Но самое палёное - пулемётчик с уэрбилем на втором этаже детсада. Эх, Эдмонду бы жахнуть, да где тут встанешь под таким градом? Всё строчит и строчит, гад, и с боков добавляют. Дрянь-дело - того и гляди в кольцо возьмут, а то и подкрепление к ним подвалит. Не дай Господь!
Что там сержант? Глядит на тебя, словно ждал. Тычет пальцем, дугу крутит, ясно: "обойди с тыла". Ещё два взмаха в сторону Аманда и новичка: "они прикроют". Понятно. Ты достаёшь из сапога штык, цепляешь к стволу.
Ремень автомата в правую руку - и пополз. Осторожно. Под обстрелом. По холодной земле да шершавым обломкам. Гремят выстрелы, сзади беспорядочно лупит новичок, щёлкает виновка Аманда. Кажется, всего дважды.
Ползёшь вперёд. К детскому домику. За ним - остатки бетонной стены. Там двое или трое матов. Дальше - само здание, пулемётчик на втором...

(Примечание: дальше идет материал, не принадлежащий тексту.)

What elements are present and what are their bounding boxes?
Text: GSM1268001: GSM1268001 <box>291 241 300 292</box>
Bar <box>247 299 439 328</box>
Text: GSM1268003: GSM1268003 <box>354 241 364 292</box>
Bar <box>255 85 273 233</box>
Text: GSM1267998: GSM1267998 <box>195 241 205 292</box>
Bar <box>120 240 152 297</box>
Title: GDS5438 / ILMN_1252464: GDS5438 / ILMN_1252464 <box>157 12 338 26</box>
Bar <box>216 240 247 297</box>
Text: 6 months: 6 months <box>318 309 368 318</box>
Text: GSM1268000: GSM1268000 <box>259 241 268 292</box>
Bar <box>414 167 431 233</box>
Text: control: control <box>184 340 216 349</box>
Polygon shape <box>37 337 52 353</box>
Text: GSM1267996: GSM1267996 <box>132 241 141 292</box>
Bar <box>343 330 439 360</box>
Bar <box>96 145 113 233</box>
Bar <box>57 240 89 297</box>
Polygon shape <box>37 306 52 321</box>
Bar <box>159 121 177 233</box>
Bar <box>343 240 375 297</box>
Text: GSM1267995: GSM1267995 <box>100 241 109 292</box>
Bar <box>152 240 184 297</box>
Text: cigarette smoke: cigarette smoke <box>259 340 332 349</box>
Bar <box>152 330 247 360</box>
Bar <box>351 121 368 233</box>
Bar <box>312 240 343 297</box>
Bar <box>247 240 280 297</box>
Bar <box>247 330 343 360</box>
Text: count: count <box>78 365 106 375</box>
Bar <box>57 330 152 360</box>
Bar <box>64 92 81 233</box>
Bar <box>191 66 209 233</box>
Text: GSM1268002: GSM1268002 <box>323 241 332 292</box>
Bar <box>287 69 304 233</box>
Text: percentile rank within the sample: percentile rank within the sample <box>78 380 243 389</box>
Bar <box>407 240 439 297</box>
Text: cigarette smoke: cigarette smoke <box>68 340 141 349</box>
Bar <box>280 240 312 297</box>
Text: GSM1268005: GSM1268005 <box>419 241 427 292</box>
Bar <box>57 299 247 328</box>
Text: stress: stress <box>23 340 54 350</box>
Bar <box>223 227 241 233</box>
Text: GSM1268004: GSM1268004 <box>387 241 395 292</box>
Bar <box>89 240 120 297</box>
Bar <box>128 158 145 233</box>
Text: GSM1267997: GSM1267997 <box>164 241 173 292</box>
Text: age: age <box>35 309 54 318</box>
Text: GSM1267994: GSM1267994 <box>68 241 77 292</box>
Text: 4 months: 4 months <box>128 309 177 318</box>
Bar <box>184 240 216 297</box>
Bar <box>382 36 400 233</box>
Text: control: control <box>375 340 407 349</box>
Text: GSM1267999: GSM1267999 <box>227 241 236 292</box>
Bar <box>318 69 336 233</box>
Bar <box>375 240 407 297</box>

Что-то мокрое, тряпичное под руку - игрушка, рыжая собачка. Выдох. Перед тобой падают две пули, третья со звоном отлетает от шлема, шлёпаешься оземь, замираешь. Сзади рёв мотора и лязг гусениц - танк матов, хорошо, если один. Пришло-таки подкрепление. Ладно, не твоя забота. Ухает взрыв. Дождь песчинок падает с неба, шуршит по каске, стекает змейками по ладоням. Приподнимаясь, ползёшь дальше. Оглушительный взрыв дёргает землю, как скатерть. Вдох-выдох. Домик уже близко. Рывок - и ты за ним.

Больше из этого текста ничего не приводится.